O líder do PT na Câmara, o deputado Vicentinho (SP), afirmou nesta quarta-feira (20) que o melhor cenário possível para a candidatura da presidente Dilma Rousseff, que concorre à reeleição na chapa do PT, seria enfrentar Aécio Neves, candidato do PSDB, em um eventual segundo turno. A avaliação do petista é de que Marina Silva, nome a ser indicado pelo PSB, representa uma ameaça maior à Dilma.

"Não queremos torcer por ninguém mas o melhor cenário para nós é o segundo turno com o PSDB. Porque acreditamos que nesse cenário é mais fácil a Marina nos apoiar do que o PSDB, que jamais vai nos apoiar. [...] Mas a gente ainda vislumbra a possibilidade de ganhar em primeiro turno, com os debates agora", afirmou Vicentinho. Para ele, a candidatura de Marina preocupa o PT.

Na última pesquisa Datafolha divulgada nesta segunda-feira (18), Marina atingiu 21% das intenções de voto, ficando no mesmo patamar, em empate técnico, de Aécio Neves, com 20%. Dilma registrou 36% das intenções de voto. Dilma e Aécio mantiveram os percentuais registrados na pesquisa Datafolha de julho. Esta foi a primeira pesquisa realizada após a morte de Eduardo Campos, na semana passada, em um acidente aéreo.

O resultado reduziu consideravelmente as chances de o pleito ser definido em primeiro turno. As campanhas dos três partidos já consideram um segundo turno nas eleições presidenciais. Segundo o Datafolha, Marina venceria Dilma em um eventual segundo turno, com 47% das intenções de voto contra 43% da presidente.

Como estratégia para avançar na frente de Marina, Vicentinho afirmou que o PT precisará se aproximar da juventude, um dos principais segmentos da sociedade que votam em Marina.

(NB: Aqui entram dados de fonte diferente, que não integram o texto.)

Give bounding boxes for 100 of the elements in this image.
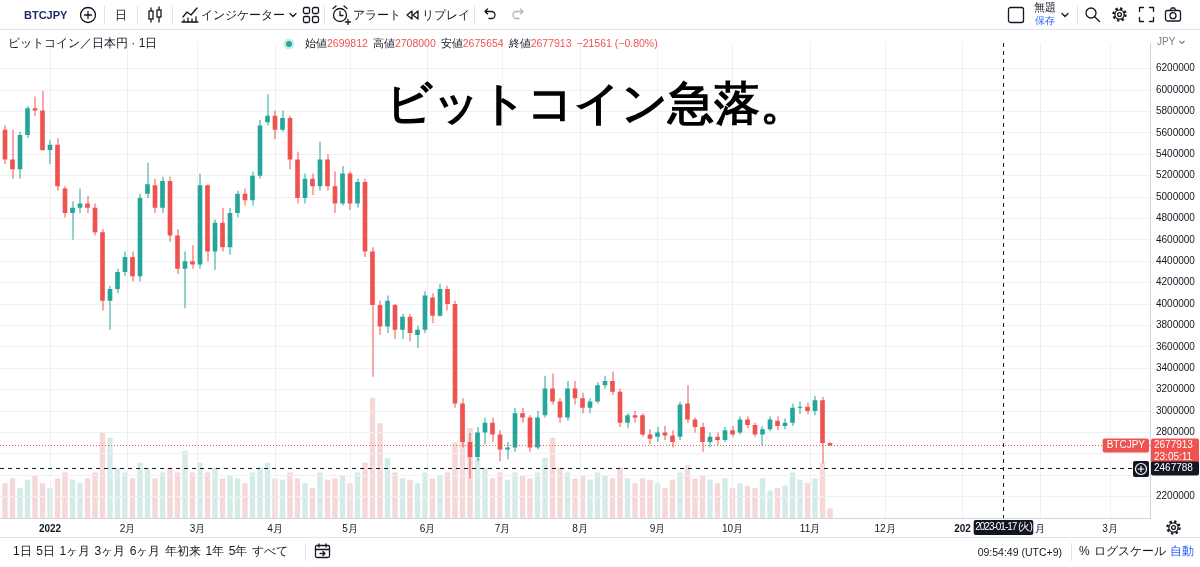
bar bbox=[129, 478, 136, 518]
bar bbox=[219, 478, 226, 518]
text: 6ヶ月 bbox=[129, 544, 161, 558]
x-tick-label: 11月 bbox=[799, 522, 821, 534]
bar bbox=[632, 483, 638, 518]
y-tick-label: 3400000 bbox=[1156, 361, 1196, 373]
bar bbox=[804, 483, 811, 518]
y-tick-label: 5200000 bbox=[1156, 169, 1196, 181]
y-tick-label: 5400000 bbox=[1156, 148, 1196, 160]
y-tick-label: 4600000 bbox=[1156, 233, 1196, 245]
bar bbox=[77, 483, 83, 518]
bar bbox=[467, 428, 473, 518]
text: すべて bbox=[251, 544, 288, 558]
candlestick bbox=[40, 91, 45, 152]
bar bbox=[489, 478, 496, 518]
candlestick bbox=[145, 162, 150, 199]
x-tick-label: 5月 bbox=[342, 522, 358, 534]
bar bbox=[17, 488, 23, 518]
bar bbox=[609, 478, 616, 518]
candlestick bbox=[10, 129, 15, 179]
candlestick bbox=[610, 371, 615, 395]
text: ログスケール bbox=[1094, 544, 1166, 558]
candlestick bbox=[265, 94, 270, 126]
bar bbox=[234, 478, 241, 518]
candlestick bbox=[625, 413, 630, 429]
y-tick-label: 6000000 bbox=[1156, 83, 1196, 95]
bar bbox=[152, 478, 158, 518]
bar bbox=[9, 478, 16, 518]
bar bbox=[437, 476, 443, 518]
annotation: 2675654 bbox=[462, 37, 504, 50]
x-tick-label: 7月 bbox=[494, 522, 511, 534]
bar bbox=[602, 476, 608, 518]
bar bbox=[294, 478, 301, 518]
bar bbox=[759, 478, 766, 518]
annotation: −21561 (−0.80%) bbox=[576, 37, 658, 50]
chart-subtitle: ビットコイン／日本円 · 1日 bbox=[8, 36, 158, 50]
text: インジケーター bbox=[201, 8, 285, 22]
y-tick-label: 5800000 bbox=[1156, 105, 1196, 117]
x-tick-label: 12月 bbox=[874, 522, 896, 534]
y-tick-label: 2200000 bbox=[1156, 490, 1196, 502]
annotation: BTCJPY bbox=[1106, 439, 1146, 451]
bar bbox=[662, 488, 668, 518]
y-tick-label: 3600000 bbox=[1156, 340, 1196, 352]
text: 年初来 bbox=[164, 544, 201, 558]
y-axis-title: JPY bbox=[1157, 36, 1176, 48]
bar bbox=[767, 490, 773, 518]
bar bbox=[677, 472, 683, 518]
bar bbox=[557, 467, 563, 518]
candlestick bbox=[655, 427, 660, 443]
y-tick-label: 5600000 bbox=[1156, 126, 1196, 138]
candlestick bbox=[32, 96, 38, 116]
bar bbox=[92, 472, 98, 518]
x-tick-label: 8月 bbox=[572, 522, 588, 534]
bar bbox=[617, 467, 623, 518]
x-tick-label: 10月 bbox=[721, 522, 744, 534]
candlestick bbox=[595, 382, 600, 404]
y-tick-label: 4400000 bbox=[1156, 254, 1196, 266]
bar bbox=[272, 478, 278, 518]
bar bbox=[242, 483, 248, 518]
bar bbox=[377, 423, 383, 518]
x-tick-label: 9月 bbox=[649, 522, 666, 534]
x-tick-label: 月 bbox=[1035, 522, 1045, 534]
bar bbox=[362, 462, 368, 518]
candlestick bbox=[400, 313, 405, 340]
bar bbox=[137, 462, 143, 518]
bar bbox=[257, 467, 263, 518]
bar bbox=[39, 483, 46, 518]
bar bbox=[302, 483, 308, 518]
bar bbox=[407, 479, 413, 518]
annotation: 終値 bbox=[508, 37, 531, 50]
x-tick-label: 2月 bbox=[119, 522, 136, 534]
ref-line-label: 2467788 bbox=[1154, 462, 1194, 474]
candlestick bbox=[415, 325, 420, 348]
bar bbox=[542, 458, 548, 518]
bar bbox=[414, 483, 421, 518]
y-tick-label: 4200000 bbox=[1156, 276, 1196, 288]
bar bbox=[722, 478, 728, 518]
bar bbox=[182, 450, 188, 518]
bar bbox=[639, 478, 646, 518]
bar bbox=[227, 476, 233, 518]
text: BTCJPY bbox=[24, 8, 68, 22]
text: 3ヶ月 bbox=[94, 544, 126, 558]
bar bbox=[482, 467, 488, 518]
candlestick bbox=[640, 413, 645, 437]
candlestick bbox=[662, 426, 668, 440]
y-tick-label: 4000000 bbox=[1156, 297, 1196, 309]
bar bbox=[782, 485, 788, 518]
text: 5年 bbox=[228, 544, 248, 558]
bar bbox=[339, 476, 346, 518]
candlestick bbox=[760, 426, 765, 446]
bar bbox=[84, 478, 91, 518]
bar bbox=[572, 478, 578, 518]
bar bbox=[812, 478, 818, 518]
candlestick bbox=[505, 442, 510, 460]
bar bbox=[332, 478, 338, 518]
bar bbox=[167, 467, 173, 518]
bar bbox=[2, 483, 8, 518]
candlestick bbox=[580, 392, 585, 414]
bar bbox=[287, 472, 293, 518]
bar bbox=[797, 479, 803, 518]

De acordo com o petista, os jovens que começam a votar agora não conhecem os governos tucanos e por isso, não conseguiriam perceber os avanços dos 12 anos em que o PT esteve no comando do país.

"Eles não sentem [as mudanças]. Temos que usar os programas de televisão e do rádio para envolver e falar profundamente com a nossa juventude. Ela tem um potencial muito grande. A juventude não viveu o que nós vivemos. Um país de juros altos e inflação, retirada de direitos, neoliberalismo, privatizações. Espera-se que com esse diálogo direto a gente consiga reverter esse quadro", disse.

Em 2010, Marina Silva decidiu não apoiar nem o PT e nem o PSDB no segundo turno presidencial. No entanto, Vicentinho acredita que neste ano ela terá que apoiar o PT caso não vá para o segundo turno. "Coerentemente ela dará apoio ao PT. Ela sabe que está em jogo uma série de questões aqui", disse.